An exoplanet exists where rocks evaporate and rain back down
Planets that orbit very close to their stars, which have the potential to contain oceans of hot lava, are some of the most fascinating of all of the exoplanets that have ever been discovered. But now, a new study from McGill University suggests that one such exoplanet is even more intriguing than what has been anticipated.
The research suggests that an Earth-size exoplanet known as K2-141b has a magma ocean that is 100 kilometers deep and supersonic winds that reach over 5,000 kilometers per hour.
The researchers used computer simulations to predict the conditions on K2-141b. They found that the surface, ocean, and atmosphere are all made up of rocks that can evaporate and “rain” back down on the planet.
The extreme weather that is predicted by the study would gradually and permanently change the surface and atmosphere of K2-141b over time.

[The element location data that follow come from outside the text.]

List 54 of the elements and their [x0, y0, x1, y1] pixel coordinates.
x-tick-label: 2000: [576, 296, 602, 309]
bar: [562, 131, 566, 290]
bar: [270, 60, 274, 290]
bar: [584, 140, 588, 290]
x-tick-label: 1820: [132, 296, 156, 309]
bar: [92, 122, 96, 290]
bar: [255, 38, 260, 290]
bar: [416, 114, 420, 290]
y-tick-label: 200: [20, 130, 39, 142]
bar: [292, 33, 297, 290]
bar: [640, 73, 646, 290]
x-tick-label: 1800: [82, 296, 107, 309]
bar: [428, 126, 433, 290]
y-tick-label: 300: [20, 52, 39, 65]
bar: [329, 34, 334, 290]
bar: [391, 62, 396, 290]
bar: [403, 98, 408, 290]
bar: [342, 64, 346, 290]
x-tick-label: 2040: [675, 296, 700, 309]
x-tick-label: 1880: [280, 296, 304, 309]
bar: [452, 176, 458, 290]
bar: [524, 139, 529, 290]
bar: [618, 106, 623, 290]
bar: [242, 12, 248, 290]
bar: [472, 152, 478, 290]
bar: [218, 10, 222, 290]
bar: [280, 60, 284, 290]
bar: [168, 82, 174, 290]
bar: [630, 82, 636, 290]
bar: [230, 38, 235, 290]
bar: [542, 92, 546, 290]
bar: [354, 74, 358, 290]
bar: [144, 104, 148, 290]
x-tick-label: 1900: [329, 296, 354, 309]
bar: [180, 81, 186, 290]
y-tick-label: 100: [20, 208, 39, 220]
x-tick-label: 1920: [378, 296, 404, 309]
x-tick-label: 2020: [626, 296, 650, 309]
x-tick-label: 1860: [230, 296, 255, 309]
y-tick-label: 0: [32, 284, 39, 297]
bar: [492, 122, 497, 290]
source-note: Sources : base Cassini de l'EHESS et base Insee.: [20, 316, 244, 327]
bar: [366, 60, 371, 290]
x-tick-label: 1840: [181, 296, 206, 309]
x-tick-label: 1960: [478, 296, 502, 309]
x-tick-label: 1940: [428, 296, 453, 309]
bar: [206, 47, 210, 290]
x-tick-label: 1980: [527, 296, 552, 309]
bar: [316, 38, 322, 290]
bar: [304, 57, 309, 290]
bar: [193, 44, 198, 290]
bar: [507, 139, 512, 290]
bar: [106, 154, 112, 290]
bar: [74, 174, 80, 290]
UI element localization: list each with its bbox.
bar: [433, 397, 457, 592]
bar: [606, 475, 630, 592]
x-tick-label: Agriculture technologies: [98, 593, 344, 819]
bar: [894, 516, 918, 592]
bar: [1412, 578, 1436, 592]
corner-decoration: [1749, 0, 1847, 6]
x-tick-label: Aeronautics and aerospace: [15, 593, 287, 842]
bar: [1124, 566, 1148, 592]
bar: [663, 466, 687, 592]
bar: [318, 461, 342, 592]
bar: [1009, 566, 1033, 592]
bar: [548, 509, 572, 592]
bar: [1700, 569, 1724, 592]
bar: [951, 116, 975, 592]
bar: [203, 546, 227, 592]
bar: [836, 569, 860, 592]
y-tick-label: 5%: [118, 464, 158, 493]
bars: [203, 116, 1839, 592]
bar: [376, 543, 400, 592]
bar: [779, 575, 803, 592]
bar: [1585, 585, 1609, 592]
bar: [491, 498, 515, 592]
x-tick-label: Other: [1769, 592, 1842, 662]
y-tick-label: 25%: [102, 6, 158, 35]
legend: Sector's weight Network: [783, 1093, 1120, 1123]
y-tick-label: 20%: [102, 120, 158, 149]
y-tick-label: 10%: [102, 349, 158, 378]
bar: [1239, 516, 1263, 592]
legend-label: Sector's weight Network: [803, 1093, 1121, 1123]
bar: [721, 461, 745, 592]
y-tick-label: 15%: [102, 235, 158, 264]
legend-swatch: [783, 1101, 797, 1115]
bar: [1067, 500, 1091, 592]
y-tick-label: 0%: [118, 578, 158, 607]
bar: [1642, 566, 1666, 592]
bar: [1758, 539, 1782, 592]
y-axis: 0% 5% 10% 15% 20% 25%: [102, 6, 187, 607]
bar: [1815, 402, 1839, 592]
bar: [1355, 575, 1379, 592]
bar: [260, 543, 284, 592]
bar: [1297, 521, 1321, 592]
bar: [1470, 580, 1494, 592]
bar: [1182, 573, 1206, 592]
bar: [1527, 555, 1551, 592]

“The study is the first to make predictions about weather conditions on K2-141b that can be detected from hundreds of light years away with next-generation telescopes such as the James Webb Space Telescope,” said study lead author and PhD student Giang Nguyen.
K2-141b is so close to its star that it is gravitationally locked in place – with the same side of the planet constantly facing the heat. The experts determined that about two-thirds of the surface of K2-141b experiences endless daylight, while the remaining one-third of the exoplanet experiences frigid temperatures of below -200 degrees Celsius.
On the hot side of K2-141b, temperatures of an estimated 3,000 degrees Celsius are hot enough to not only melt rocks but also to vaporize them, ultimately creating a thin atmosphere in some areas.
“Our finding likely means that the atmosphere extends a little beyond the shore of the magma ocean, making it easier to spot with space telescopes,” said study co-author Professor Nicolas Cowan.
The extreme heat on K2-141b would cause the rock vapor atmosphere to undergo precipitation just like the water cycle on Earth. On our planet, water evaporates and rises into the atmosphere, where it condenses and falls back as rain. This is also the case for the sodium, silicon monoxide, and silicon dioxide on K2-141b. Here, the mineral vapor formed by evaporated rock is pushed over to the frigid night side by supersonic winds, and the rocks “rain” back down into a magma ocean. The rocks are then swept back over to the hot side of the exoplanet, and the rocks evaporate all over again.
The researchers explained that the weather cycle is not as stable on K2-141b as it is on Earth. For example, the magma flow returning to the hot side of K2-141b is slow, which could ultimately reshape the surface of the planet.
“All rocky planets, including Earth, started off as molten worlds but then rapidly cooled and solidified,” said Professor Cowan. “Lava planets give us a rare glimpse at this stage of planetary evolution.”
The study is published in the journal Monthly Notices of the Royal Astronomical Society.